If every things success you can connect to kibana web interface and you can able to manage your elasticsearch system.

Kibana ports is listening localhost:5601 but what we have done; setup the nginx for the revers proxy. When connection comes to nginx , nginx will ask a username and password, if you pass it success, you connection will forward it to kibana.

Off course you need to research about the graphs and visualizations, these are only basic movements.

Now on we can run the Grafana.

systemctl enable grafana-server
systemctl start grafana-server
systemctl status grafana-server

You can connect to grafana with your browser http://servername:3000

When you connect to your grafana gui , you will see a welcome page. First you need to add a data source for Grafana usage.

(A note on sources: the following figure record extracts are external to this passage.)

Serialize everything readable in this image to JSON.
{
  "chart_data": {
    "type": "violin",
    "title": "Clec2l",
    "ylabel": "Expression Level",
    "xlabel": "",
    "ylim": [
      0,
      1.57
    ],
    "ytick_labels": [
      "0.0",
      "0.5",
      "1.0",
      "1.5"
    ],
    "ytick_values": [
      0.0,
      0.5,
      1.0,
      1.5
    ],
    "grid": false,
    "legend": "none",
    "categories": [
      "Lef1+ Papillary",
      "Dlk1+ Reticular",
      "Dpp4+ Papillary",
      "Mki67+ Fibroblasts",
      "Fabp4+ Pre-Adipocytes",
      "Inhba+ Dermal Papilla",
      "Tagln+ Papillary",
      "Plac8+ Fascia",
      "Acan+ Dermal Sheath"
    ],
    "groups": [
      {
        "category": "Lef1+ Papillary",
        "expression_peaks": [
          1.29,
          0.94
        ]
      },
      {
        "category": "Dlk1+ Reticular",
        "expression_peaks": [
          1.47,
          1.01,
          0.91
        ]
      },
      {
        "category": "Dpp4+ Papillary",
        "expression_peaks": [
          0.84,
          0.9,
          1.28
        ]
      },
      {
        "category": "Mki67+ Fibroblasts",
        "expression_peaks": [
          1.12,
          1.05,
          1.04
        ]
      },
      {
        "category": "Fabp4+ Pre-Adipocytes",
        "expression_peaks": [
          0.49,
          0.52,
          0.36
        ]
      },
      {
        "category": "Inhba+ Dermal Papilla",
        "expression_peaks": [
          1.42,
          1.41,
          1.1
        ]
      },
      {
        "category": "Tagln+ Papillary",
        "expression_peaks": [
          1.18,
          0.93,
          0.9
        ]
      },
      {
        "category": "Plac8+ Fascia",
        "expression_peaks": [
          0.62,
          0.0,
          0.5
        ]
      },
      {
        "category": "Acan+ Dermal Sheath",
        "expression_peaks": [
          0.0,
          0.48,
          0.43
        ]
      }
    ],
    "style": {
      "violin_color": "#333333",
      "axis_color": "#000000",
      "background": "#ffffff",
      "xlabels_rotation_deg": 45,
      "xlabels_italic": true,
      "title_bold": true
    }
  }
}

I have installed the latest version of elastic.co product so, I have choice the version 7+ , as a index name you can use “filebeat*” Save and test the configuration, if you success now you can able to see the logs and metric information on grafana too. 🙂

At the logs tab in the explore section , if you get an error like “Unkown elastic error response” That means elasticsearch sends big data to grafana , and grafana couldn’t understand it. You need to give small your time line to see logs in grafana. If you investigate the logs detailed , you have to use KIBANA.

Now it is time to search logs for errors and make an alert for your application team.

My application team gave me the error key words for the logs, so I know what should I search 🙂

Lest take an example ; My error log key word is “WRNDBSLOGDEF0000000002” so when I found that keyword in the last 15 mins logs, I need to send an email to application team.

First things first; Lets search it in the logs with Kibana;

As you can see in my example , error comes to and kibana in search results.

You need to define the alerts contacts information at grafana notification channel.

Now we need to create an alert on grafana about it. Please check my screen shots about it. You can see the details and step by step how to do that.

Grafana alert system settings is OK. But we have last settings as grafana system configuration , which is how to send the email via SMTP server.

vim /etc/garafana/grafana.ini

[smtp]
enabled = true
host = smtpserver.domain.com
;user =
# If the password contains # or ; you have to wrap it with trippel quotes. Ex """#password;"""
;password =
;cert_file =
;key_file =
skip_verify = true
from_address = grafana@domain.com
from_name = Grafana Alert
# EHLO identity in SMTP dialog (defaults to instance_name)
;ehlo_identity = domain.com

[emails]
welcome_email_on_sign_up = true

That’s it !!!

I am using this system about a month . My application teams are happy about it. Still I am improving it.

I will share the new updates at my future posts.

I hope it is also useful for you too.

If you have any further questions about and any suggestions. Please write comments in this post.